An Alabama city reportedly declared a COVID-19 state of emergency ahead of President Donald Trump’s rally Saturday — sending first responders to the event to treat medical emergencies that could strain a local hospital dealing with a rise in admissions.
The Cullman Times reported the city council passed a resolution Thursday morning to declare a state of emergency due to the COVID threat.
The declaration lets the city provide additional personnel and equipment for the rally Saturday after it was requested by Cullman Regional Medical Center, the news outlet reported.
"We want to prevent as many non-COVID related things as possible, so our hospital can use its resources to focus on the pandemic and its variants," Luke Satterfield, a lawyer for the city, told the news outlet.

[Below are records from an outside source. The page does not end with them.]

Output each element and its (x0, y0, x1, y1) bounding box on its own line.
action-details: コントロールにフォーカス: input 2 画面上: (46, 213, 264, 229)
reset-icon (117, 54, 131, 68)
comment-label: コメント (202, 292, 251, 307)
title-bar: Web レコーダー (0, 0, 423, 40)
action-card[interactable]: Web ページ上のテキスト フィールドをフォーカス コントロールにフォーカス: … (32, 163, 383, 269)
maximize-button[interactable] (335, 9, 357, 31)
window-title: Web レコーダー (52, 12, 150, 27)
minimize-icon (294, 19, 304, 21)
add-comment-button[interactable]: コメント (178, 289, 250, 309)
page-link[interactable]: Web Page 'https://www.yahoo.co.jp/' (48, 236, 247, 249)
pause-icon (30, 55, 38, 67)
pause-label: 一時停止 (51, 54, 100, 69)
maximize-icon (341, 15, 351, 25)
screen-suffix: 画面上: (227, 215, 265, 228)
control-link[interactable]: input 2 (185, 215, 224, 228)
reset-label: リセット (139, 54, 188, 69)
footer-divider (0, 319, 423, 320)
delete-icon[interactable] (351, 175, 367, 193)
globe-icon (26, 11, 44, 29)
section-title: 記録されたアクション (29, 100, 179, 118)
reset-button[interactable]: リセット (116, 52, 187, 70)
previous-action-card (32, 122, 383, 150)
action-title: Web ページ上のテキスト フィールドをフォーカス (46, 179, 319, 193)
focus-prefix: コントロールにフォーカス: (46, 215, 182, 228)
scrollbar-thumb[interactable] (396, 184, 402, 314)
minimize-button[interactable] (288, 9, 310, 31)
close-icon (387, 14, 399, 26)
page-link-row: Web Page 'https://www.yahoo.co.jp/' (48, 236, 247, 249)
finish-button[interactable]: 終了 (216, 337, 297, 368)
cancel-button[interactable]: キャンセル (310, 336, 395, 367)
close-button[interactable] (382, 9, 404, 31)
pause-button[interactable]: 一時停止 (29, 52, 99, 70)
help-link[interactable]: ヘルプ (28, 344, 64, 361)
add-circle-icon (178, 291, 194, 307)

He added that the city would provide fire department Emergency Medical Technicians and police to handle some of the rally-related health issues — like dehydration — that may occur.
"We don’t want to put any extra strain on them," he said.
Satterfield told the news outlet that the city would also provide a large tent with a generator and air conditioning at the rally, which is hosted by the Alabama Republican Party, featuring Trump and other GOP speakers.
Cullman Regional chief operating officer Nesha Donaldson sent a letter to the city Wednesday asking for more support at the rally, citing the hospital’s overcrowding, bed shortages, labor shortages, and an increased strain on the local emergency medical services, the news outlet reported.
In the letter, Donaldson said the hospital will be providing medical support at the rally, but needs help from the city to be able to maintain better response times for COVID issues and allow for better staffing at the hospital.
According to the news outlet, the local hospital’s most recent COVID update Wednesday showed it was treating 56 COVID patients, 12 of whom were on ventilators.
The Alabama Hospital Association also announced Wednesday there were no available ICU beds in Alabama out of the 1,562 units in the state.
Satterfield said the city is pleased with the work hospital staffers are doing during the pandemic, and told the news outlet they are encouraging COVID-19 vaccines and continued precautions to prevent the virus spread.
"It’s real and we don’t want anything bad to happen to our folks," Satterfiled told the news outlet.